According to sources, the grand jury will submit indictments against Rosen, the former head of foreign policy for the lobbying organization, and against Weissman, who was responsible for the Iranian brief in AIPAC.
Franklin appeared last Wednesday before a Federal District Court judge in West Virginia, where he was indicted for holding secret documents in his residence.
Franklin was released on $50,000 bail last week and his court date was set for the beginning of September.
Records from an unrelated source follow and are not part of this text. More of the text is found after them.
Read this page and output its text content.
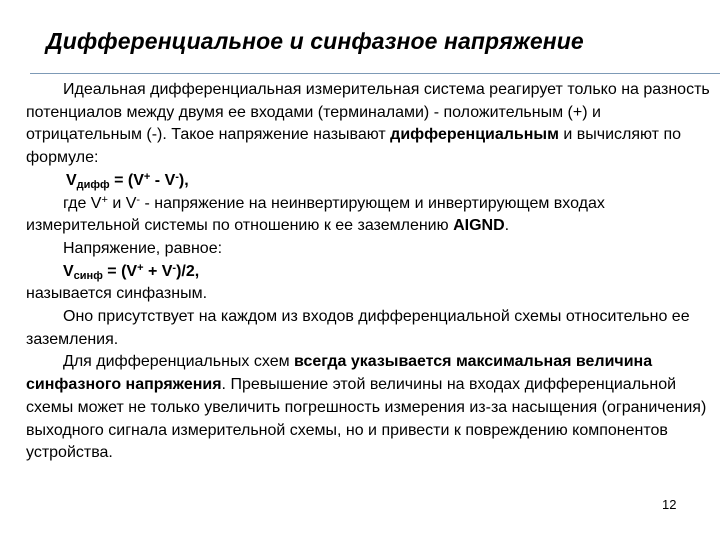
Дифференциальное и синфазное напряжение

Идеальная дифференциальная измерительная система реагирует только на разность потенциалов между двумя ее входами (терминалами) - положительным (+) и отрицательным (-). Такое напряжение называют дифференциальным и вычисляют по формуле:

$V_{дифф} = (V^+ - V^-)$,

где V+ и V- - напряжение на неинвертирующем и инвертирующем входах измерительной системы по отношению к ее заземлению AIGND.

Напряжение, равное:

$V_{синф} = (V^+ + V^-)/2$,

называется синфазным.

Оно присутствует на каждом из входов дифференциальной схемы относительно ее заземления.

Для дифференциальных схем всегда указывается максимальная величина синфазного напряжения. Превышение этой величины на входах дифференциальной схемы может не только увеличить погрешность измерения из-за насыщения (ограничения) выходного сигнала измерительной схемы, но и привести к повреждению компонентов устройства.

12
The Justice Department is also expected to indict two former senior AIPAC staffers, Steve Rosen and Keith Weissman, in the next few weeks on charges covered under the Espionage Act.
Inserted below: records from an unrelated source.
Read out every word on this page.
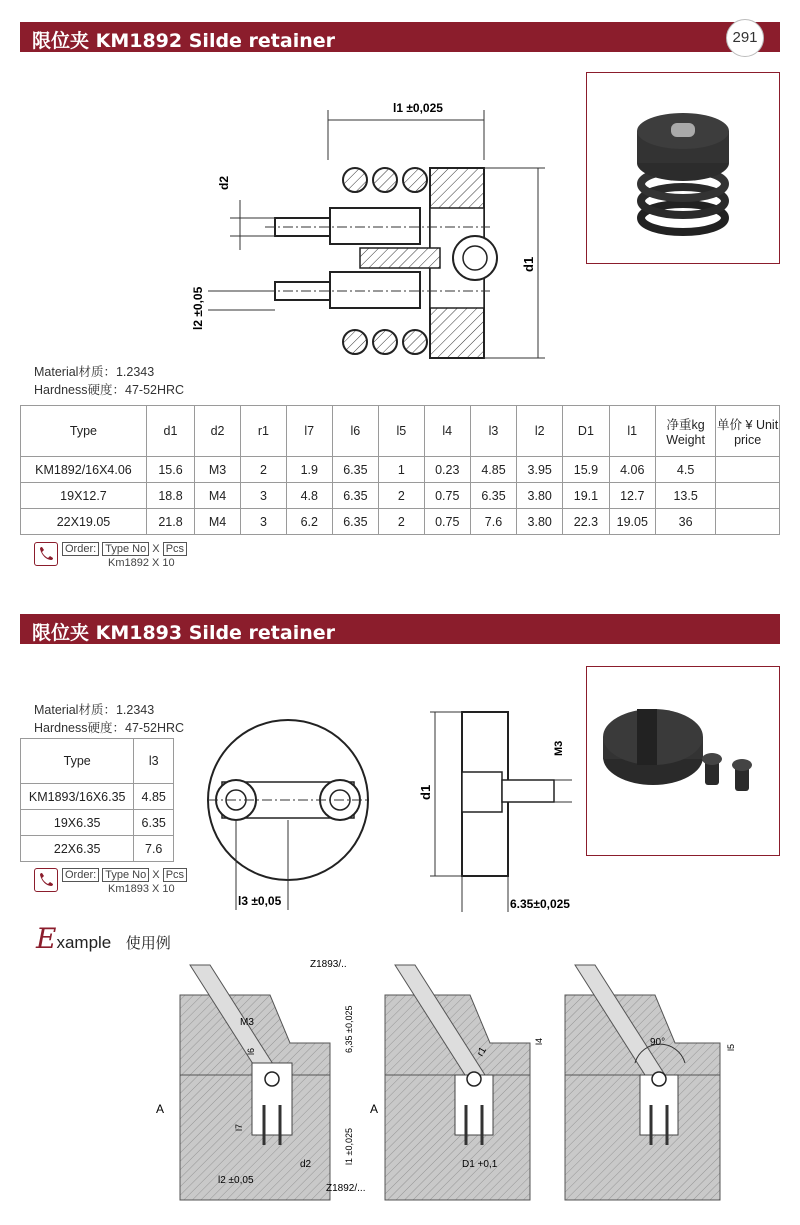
限位夹 KM1892 Silde retainer	291
l1 ±0,025
d2
l2 ±0,05
d1
Material材质：1.2343
Hardness硬度：47-52HRC
Type	d1	d2	r1	l7	l6	l5	l4	l3	l2	D1	l1	净重kg Weight	单价 ¥ Unit price
KM1892/16X4.06	15.6	M3	2	1.9	6.35	1	0.23	4.85	3.95	15.9	4.06	4.5	
19X12.7	18.8	M4	3	4.8	6.35	2	0.75	6.35	3.80	19.1	12.7	13.5	
22X19.05	21.8	M4	3	6.2	6.35	2	0.75	7.6	3.80	22.3	19.05	36	
Order: Type No X Pcs
Km1892 X 10
限位夹 KM1893 Silde retainer
Material材质：1.2343
Hardness硬度：47-52HRC
Type	l3
KM1893/16X6.35	4.85
19X6.35	6.35
22X6.35	7.6
Order: Type No X Pcs
Km1893 X 10
l3 ±0,05
d1
M3
6.35±0,025
Example 使用例
Z1893/..
M3
l6	6,35 ±0,025
A
l7
l1 ±0,025
l2 ±0,05
d2
Z1892/...
A
r1
l4
D1 +0,1
90°	l5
According to an FBI affidavit filed on May 24 in the U.S. District Court for the Northern District of West Virginia, "Franklin admitted that he may have disclosed information from one of the classified documents found at his residence to a foreign official who was not authorized to receive that information."
The official was believed to be Naor Gilon of the Israeli embassy in Washington, although his name and Israel have not been mentioned in any official legal documents.
Gilon maintained professional ties with Franklin as part of his responsibilities as chief of political affairs at the embassy; he is not suspected of any wrong doing in the affair.
The FBI affidavit says that on July 13, 2004, Franklin came to the bureau for questioning and was shown secret documents which had been found in his residence during a search two weeks earlier. He admitted that he had taken 34 of them home between October 2003 and June 2004.
Franklin and Gilon first made contact when the Pentagon official visited Israel as a American air force reservist, attached to the U.S. Defense Intelligence Agency. Franklin requested a routine briefing by Gilon, who worked in the Foreign Ministry in Jerusalem.
When Gilon was appointed head of political affairs at the Washington embassy, he kept in touch with Franklin, who was then posted at the Pentagon's Iran Desk. The two maintained routine ties, typical of the regular diplomatic work at embassies in the American capital.
The two indictments issued against Franklin do not mention handing information to a foreign agent. The charges focus on transferring secret information to AIPAC staffers and holding secret documents illegally. However, the fact that the FBI affidavits say Franklin admitted giving information to a foreign official leaves an opening for future charges against him.
The classified material was said to involve information about Iranian intentions to harm U.S. soldiers in Iraq, and was supposedly given to the two former AIPAC staffers during lunch in Virginia on June 26, 2003.